'Bean time is lean time', goes the well-worn expression. It's summer holidays, also runner bean season. "A traditionally quiet time of the year," confirms Bob Bowers, salesman on P&I Fruits.
I'm loving this extra-relaxed atmosphere: tables appear outside Pavilion and Tony's cafes for al fresco breakfasts; traders have more time to chat.
Superb US 'Trout'
This month, I drove here straight from Kent, past misty orchards where apple growers are gearing up for their earliest season in years. On the Market, British-grown fruit includes Opal plums, blueberries, raspberries and currants. I snapped up some of the last Leveller gooseberries.
English strawberries had a wonky patch, with erratic weather disrupting the succession of varieties, but are getting back in their stride. The last cherries were washed out, but I tasted some superb US 'Trout' blacks from Washington at Premier Fruits.

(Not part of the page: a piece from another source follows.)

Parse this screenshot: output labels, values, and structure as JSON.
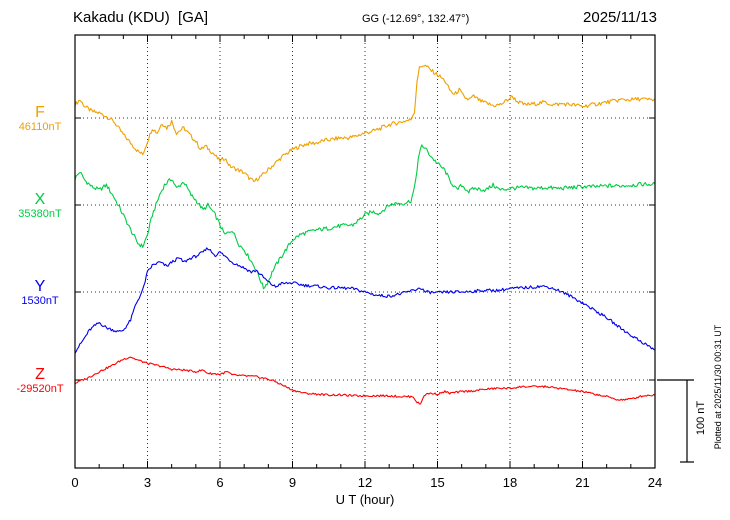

Melons are abundant, including Cantaloupe, Galia, Water, and top-of-the-class Charentais. Other temptations include Muscat grapes from Jules Nourrit at The French Garden, apricots, figs, and pink and white flush peaches.
The return of English purple sprouting is very welcome, at reasonable prices. Also expect native beetroots of all colours, peas (last few weeks), prime salad leaf of all types, new onions, carrots, broccoli, broad beans and new potatoes such as Charlotte.
For tomatoes, it's hard to resist San Mazarno and Datterini from Italy (at L'Orto di Sorrento) among the many on offer, plus the ravishing multi-coloured heritage varieties.
Next month, the Market will be revving back up. Let's hope the weather holds, and we can still sit outside for a cuppa in those first hours after dawn.